I have a Java AWS Lambda function serving as an API via API Gateway. For the past few months, it's been running 24/7 and hasn't had this particular error before.
Today, I did an update to add Elasticache, which required me to put the Lambda into the same VPC as the Elasticache. Before this, the Lambda was not assigned to any VPC, just running as normal.
After lots of config adjustments, it seemed like I finally got it working - the Lambda JAR is now able to connect to Elasticache while still having connectivity to the other things it needs.
But, a few minutes after deployment, I started getting this error from an Algorithmia call:
java.util.concurrent.ExecutionException: java.io.IOException: Connection reset by peer
at org.apache.http.concurrent.BasicFuture.getResult(BasicFuture.java:71)
at org.apache.http.concurrent.BasicFuture.get(BasicFuture.java:102)
at com.algorithmia.algo.FutureAlgoResponse.get(FutureAlgoResponse.java:41)
at <place that we invoke it>
The invoking code where the error occurs is very straightforward:
FutureAlgoResponse futureAlgoResponse = algo.pipeAsync(<stuff>);
AlgoResponse result = futureAlgoResponse.get(3L, TimeUnit.SECONDS);
And more importantly, it has been in production for nearly a year without ever having this error.

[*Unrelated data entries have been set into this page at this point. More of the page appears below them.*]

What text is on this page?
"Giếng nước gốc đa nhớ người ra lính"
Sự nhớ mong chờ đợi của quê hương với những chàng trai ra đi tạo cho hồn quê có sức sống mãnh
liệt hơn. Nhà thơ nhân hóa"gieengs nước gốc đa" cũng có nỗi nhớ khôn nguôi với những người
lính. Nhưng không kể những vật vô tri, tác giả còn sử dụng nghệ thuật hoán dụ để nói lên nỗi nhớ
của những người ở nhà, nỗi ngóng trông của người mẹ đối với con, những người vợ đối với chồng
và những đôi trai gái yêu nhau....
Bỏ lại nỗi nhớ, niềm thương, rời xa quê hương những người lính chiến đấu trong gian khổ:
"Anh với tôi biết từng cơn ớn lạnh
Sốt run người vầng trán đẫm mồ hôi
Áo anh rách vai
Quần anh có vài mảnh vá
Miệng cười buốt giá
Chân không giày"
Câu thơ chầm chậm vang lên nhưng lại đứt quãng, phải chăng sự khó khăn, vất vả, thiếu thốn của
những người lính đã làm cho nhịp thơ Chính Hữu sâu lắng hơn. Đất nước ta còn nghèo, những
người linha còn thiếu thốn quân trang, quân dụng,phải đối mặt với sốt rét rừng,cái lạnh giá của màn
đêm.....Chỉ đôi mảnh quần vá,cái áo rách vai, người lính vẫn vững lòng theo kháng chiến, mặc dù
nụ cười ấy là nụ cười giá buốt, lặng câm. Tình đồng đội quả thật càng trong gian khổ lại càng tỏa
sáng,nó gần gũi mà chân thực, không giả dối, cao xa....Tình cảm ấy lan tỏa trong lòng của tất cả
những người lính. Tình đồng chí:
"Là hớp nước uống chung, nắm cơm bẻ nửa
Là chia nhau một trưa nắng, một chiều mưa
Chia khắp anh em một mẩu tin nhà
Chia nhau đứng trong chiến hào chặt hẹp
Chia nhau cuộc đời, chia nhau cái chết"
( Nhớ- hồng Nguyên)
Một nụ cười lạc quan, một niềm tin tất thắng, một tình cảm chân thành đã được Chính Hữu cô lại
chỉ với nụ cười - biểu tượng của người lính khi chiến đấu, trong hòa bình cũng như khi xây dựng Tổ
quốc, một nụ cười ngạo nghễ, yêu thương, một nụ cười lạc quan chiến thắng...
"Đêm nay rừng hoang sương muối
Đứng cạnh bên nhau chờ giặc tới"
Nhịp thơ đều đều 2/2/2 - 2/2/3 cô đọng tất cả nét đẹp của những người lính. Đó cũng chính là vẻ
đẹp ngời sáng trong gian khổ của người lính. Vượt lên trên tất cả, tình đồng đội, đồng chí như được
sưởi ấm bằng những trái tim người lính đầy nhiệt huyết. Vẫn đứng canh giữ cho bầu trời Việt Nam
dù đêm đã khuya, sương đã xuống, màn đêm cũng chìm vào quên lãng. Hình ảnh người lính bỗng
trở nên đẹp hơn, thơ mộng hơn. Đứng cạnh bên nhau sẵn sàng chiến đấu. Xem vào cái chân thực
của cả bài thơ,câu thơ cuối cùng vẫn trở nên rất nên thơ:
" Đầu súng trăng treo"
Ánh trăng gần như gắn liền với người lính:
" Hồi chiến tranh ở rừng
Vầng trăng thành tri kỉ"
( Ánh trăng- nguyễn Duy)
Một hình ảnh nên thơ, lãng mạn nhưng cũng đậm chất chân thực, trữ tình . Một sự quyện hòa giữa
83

So I guess it must have something to do with the VPC! But, it works most of the time. We're running that code every few seconds, and it only fails every few minutes. When it fails, it usually fails for 1-3 requests in a row.
Our Lambda is set to 15s timeout and the requests that fail are responding after ~1s, and to reiterate, we've never seen this error until we moved the Lambda into a VPC today.

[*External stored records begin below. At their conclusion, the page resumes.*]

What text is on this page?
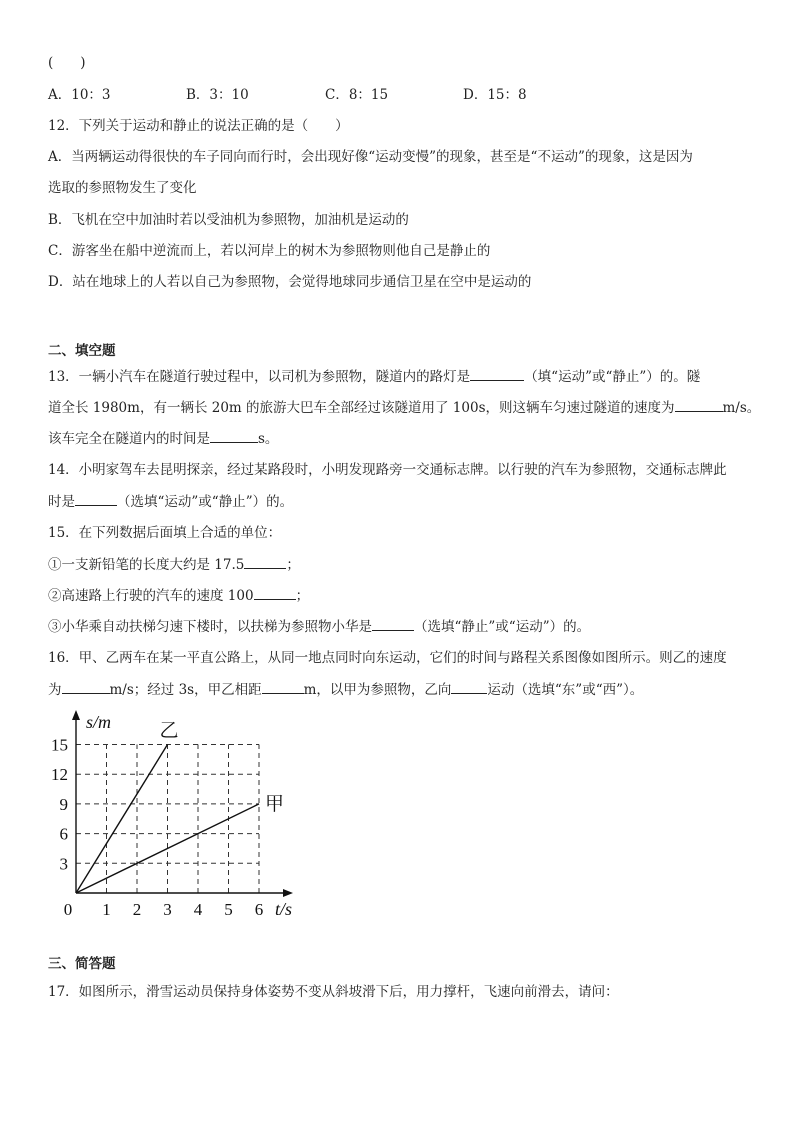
(　　)
A．10：3	B．3：10	C．8：15	D．15：8
12．下列关于运动和静止的说法正确的是（　　）
A．当两辆运动得很快的车子同向而行时，会出现好像“运动变慢”的现象，甚至是“不运动”的现象，这是因为
选取的参照物发生了变化
B．飞机在空中加油时若以受油机为参照物，加油机是运动的
C．游客坐在船中逆流而上，若以河岸上的树木为参照物则他自己是静止的
D．站在地球上的人若以自己为参照物，会觉得地球同步通信卫星在空中是运动的
二、填空题
13．一辆小汽车在隧道行驶过程中，以司机为参照物，隧道内的路灯是	（填“运动”或“静止”）的。隧
道全长 1980m，有一辆长 20m 的旅游大巴车全部经过该隧道用了 100s，则这辆车匀速过隧道的速度为	m/s。
该车完全在隧道内的时间是	s。
14．小明家驾车去昆明探亲，经过某路段时，小明发现路旁一交通标志牌。以行驶的汽车为参照物，交通标志牌此
时是	（选填“运动”或“静止”）的。
15．在下列数据后面填上合适的单位：
①一支新铅笔的长度大约是 17.5	；
②高速路上行驶的汽车的速度 100	；
③小华乘自动扶梯匀速下楼时，以扶梯为参照物小华是	（选填“静止”或“运动”）的。
16．甲、乙两车在某一平直公路上，从同一地点同时向东运动，它们的时间与路程关系图像如图所示。则乙的速度
为	m/s；经过 3s，甲乙相距	m，以甲为参照物，乙向	运动（选填“东”或“西”）。
0 1 2 3 4 5 6
3
6
9
12
15
s/m
t/s
乙
甲
三、简答题
17．如图所示，滑雪运动员保持身体姿势不变从斜坡滑下后，用力撑杆，飞速向前滑去，请问：
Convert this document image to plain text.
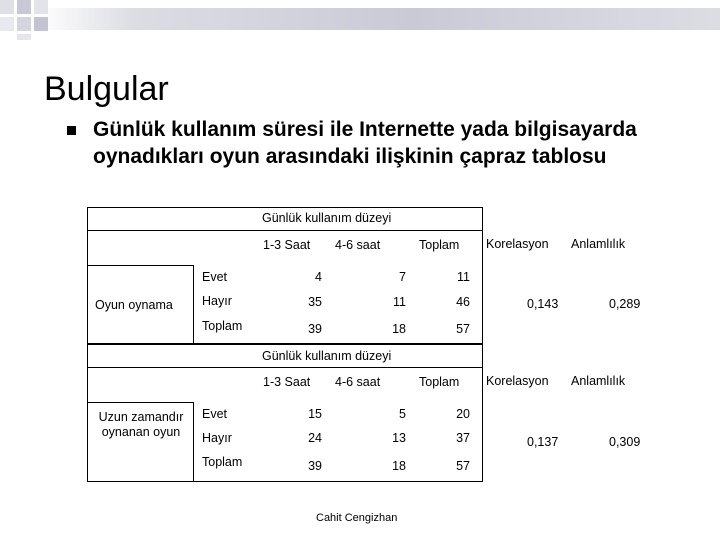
Bulgular
Günlük kullanım süresi ile Internette yada bilgisayarda oynadıkları oyun arasındaki ilişkinin çapraz tablosu
Günlük kullanım düzeyi
1-3 Saat 4-6 saat	Toplam
Oyun oynama
Evet	4	7	11
Hayır	35	11	46
Toplam	39	18	57
Korelasyon Anlamlılık
0,143	0,289
Günlük kullanım düzeyi
1-3 Saat 4-6 saat	Toplam
Uzun zamandır oynanan oyun
Evet	15	5	20
Hayır	24	13	37
Toplam	39	18	57
Korelasyon Anlamlılık
0,137	0,309
Cahit Cengizhan
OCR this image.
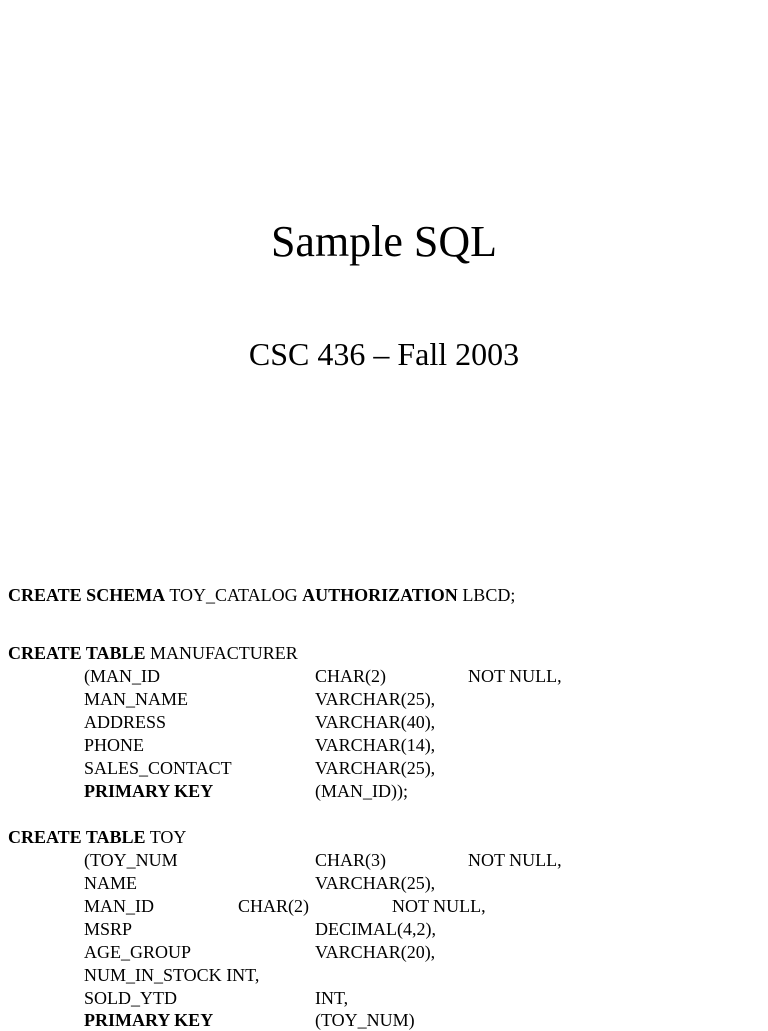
Sample SQL
CSC 436 – Fall 2003
CREATE SCHEMA TOY_CATALOG AUTHORIZATION LBCD;
CREATE TABLE MANUFACTURER
(MAN_ID	CHAR(2)	NOT NULL,
MAN_NAME	VARCHAR(25),
ADDRESS	VARCHAR(40),
PHONE	VARCHAR(14),
SALES_CONTACT	VARCHAR(25),
PRIMARY KEY	(MAN_ID));
CREATE TABLE TOY
(TOY_NUM	CHAR(3)	NOT NULL,
NAME	VARCHAR(25),
MAN_ID	CHAR(2)	NOT NULL,
MSRP	DECIMAL(4,2),
AGE_GROUP	VARCHAR(20),
NUM_IN_STOCK INT,
SOLD_YTD	INT,
PRIMARY KEY	(TOY_NUM)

The Lambda VPC configuration felt fairly messy and involved, so I'm sure I messed up something somewhere. But the fact that it only happens a few times every few minutes makes it hard for me to debug with my limited AWS knowledge. I'm hoping someone can share some possible causes!
Here is how I did the setup:
- Create a new VPC
- Create 2 subnets (and corresponding route tables) in the VPC, one public and one private
- Create an internet gateway for the VPC and a NAT gateway for the public subnet.
- Assign an elastic IP to the NAT gateway.
- Enable all incoming and outgoing for the security group (incoming might not be needed but we'll go back and fix that)
- Spin up an Elasticache in that VPC
- Assign the Lambda to that VPC - specifically the private subnet + aforementioned security group
I honestly haven't the slightest clue how to investigate this further, so I'm really hoping someone just knows "oh yeah connections can time out in a VPC because _____". Alternatively, would appreciate any tips on how to debug this better.
Edit: Some more searching suggests it may have to do with the NAT setup? I basically just did a default "Create NAT gateway" and threw it onto the private subnet.